С получением университетского диплома ему представилась возможность поселиться в Петербурге без ограничений.
Интересным комментарием к его университетскому опыту служит ответ на вопрос одного из экзаменаторов о его знании латыни. "О, — сказал Жаботинский, — я говорю на латыни довольно свободно"[122].
Он возобновил свою колонку в "Одесских новостях". В основном, как и раньше, он посвящал заметки широкому диапазону тем, литературных, театральных, политических — международных и русских, но теперь около трети их были на еврейские темы[123].
Для ежедневной газеты, адресованной всероссийской публике, такое было неслыханным. Некоторые члены редколлегии протестовали. Редактор Хейфец, тем не менее, упрямо его поддерживал.
На то была очевидная причина. "Жаботинский находился в зените зрелости журналистского таланта. Ясное и отважное мышление, широкие познания, исключительное владение русским языком, элегантность стиля в сочетании с духовной готовностью к сражениям превращали каждую его статью в литературное и политическое событие", — пишет Шехтман[124].
Сам Жаботинский признавался спустя двадцать лет, что считает статьи 1910–1912 годов "пиком моей публицистики".
Его откровенность вскоре вызвала жестокую конфронтацию. Смело распознав побеги польского антисемитизма, он выступил с предупреждением польским борцам за самоопределение, что если они обретут свободу, им не следует использовать ее для угнетения своих меньшинств.
Эта проблема была не новой. Польша славилась антисемитизмом, пронизывающим все слои общества. Жаботинскому лично довелось испытать его глубину.
В автобиографии он описывает встречу в 1905 году с Элизой Ожешко, писательницей, "известной и высоко ценимой как друг евреев, и в целом представительницу гуманистического поколения, члены которого перевелись в сумерках 19-го века… Я был принят седоволосой дамой, элегантно одетой, аристократично державшейся, с манерами старомодной изысканности, исчезнувшей с тем поколением. Она прочла мое имя на одной из визитных карточек, которые мы послали ей, и сказала мне по-польски:
— Я видела последний номер 'Глос жидовски". Пан возражает против предоставления Польше самоуправления?

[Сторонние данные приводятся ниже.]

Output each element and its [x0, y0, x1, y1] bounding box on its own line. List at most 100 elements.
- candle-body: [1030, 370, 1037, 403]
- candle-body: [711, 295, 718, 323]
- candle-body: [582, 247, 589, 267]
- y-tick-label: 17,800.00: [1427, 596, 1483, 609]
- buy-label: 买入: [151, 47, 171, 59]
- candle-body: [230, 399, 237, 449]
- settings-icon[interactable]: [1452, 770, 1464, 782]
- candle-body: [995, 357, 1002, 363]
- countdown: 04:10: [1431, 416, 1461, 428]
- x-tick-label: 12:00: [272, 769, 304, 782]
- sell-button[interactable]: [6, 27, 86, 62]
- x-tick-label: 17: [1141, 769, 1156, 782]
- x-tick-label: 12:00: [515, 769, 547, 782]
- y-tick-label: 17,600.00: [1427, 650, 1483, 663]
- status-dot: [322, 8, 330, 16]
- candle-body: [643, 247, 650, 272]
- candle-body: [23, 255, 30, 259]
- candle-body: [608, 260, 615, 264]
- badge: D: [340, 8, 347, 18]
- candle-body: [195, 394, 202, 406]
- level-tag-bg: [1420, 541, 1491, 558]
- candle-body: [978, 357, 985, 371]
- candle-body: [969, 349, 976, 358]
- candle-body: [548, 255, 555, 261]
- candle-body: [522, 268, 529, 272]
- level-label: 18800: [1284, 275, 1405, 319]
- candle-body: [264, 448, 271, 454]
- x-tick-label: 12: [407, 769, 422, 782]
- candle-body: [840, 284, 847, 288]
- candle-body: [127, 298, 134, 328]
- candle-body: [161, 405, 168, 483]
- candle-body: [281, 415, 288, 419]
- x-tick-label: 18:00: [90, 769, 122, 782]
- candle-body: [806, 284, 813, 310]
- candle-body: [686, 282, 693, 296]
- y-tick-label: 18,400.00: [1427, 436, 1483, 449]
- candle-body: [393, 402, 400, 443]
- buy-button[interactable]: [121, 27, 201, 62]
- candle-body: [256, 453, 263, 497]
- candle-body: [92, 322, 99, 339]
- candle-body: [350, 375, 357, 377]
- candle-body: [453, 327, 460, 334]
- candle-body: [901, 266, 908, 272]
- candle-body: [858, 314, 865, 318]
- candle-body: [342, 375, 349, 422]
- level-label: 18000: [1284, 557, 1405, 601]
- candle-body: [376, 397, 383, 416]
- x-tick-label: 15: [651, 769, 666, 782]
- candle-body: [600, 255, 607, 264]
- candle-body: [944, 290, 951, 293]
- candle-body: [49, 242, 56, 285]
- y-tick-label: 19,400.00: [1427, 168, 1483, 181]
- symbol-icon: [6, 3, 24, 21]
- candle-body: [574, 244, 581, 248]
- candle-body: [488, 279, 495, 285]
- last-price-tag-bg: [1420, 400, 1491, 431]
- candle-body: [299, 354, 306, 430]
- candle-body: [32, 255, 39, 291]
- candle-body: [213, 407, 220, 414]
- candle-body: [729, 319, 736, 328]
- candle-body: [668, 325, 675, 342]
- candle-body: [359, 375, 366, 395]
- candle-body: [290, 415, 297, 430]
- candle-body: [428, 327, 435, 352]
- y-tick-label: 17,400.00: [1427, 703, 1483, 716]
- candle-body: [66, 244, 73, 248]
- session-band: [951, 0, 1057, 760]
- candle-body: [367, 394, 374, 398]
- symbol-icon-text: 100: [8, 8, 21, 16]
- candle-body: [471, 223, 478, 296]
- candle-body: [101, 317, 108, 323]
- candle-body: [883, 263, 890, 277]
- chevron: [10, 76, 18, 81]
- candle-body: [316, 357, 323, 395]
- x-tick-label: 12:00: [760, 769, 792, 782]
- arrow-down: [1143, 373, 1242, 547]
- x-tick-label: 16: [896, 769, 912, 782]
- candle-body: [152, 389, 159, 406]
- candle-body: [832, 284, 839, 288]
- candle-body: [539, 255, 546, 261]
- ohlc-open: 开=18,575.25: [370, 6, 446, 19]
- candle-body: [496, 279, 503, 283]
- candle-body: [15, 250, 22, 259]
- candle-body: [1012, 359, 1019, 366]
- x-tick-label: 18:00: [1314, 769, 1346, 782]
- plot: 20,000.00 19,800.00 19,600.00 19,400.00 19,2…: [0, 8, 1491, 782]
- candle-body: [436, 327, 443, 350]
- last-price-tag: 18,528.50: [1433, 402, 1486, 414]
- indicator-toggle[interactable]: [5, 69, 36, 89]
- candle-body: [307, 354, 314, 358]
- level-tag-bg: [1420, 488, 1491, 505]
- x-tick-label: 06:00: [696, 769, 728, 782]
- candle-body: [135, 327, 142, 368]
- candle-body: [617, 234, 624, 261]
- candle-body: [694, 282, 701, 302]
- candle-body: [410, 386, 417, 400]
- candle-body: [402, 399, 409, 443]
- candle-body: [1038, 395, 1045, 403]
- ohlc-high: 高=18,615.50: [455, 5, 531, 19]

— Это зависит от одного обстоятельства, пани, — отвечал я. — Я готов всем сердцем солидаризоваться с восстановлением Польши "от моря до моря", государства, в пределах которого будет проживать большая часть евреев России и Австрии, если польское общество согласится с нашим равноправием в двух аспектах: гражданском и национальном. Но ныне среди варшавской общественности преобладает совсем другая тенденция. Господин Дмовский заявил открыто, что его фракция использует автономию, чтобы прежде всего погубить евреев. Полагает ли пани, что и при таких условиях мы должны поддерживать приход его к власти?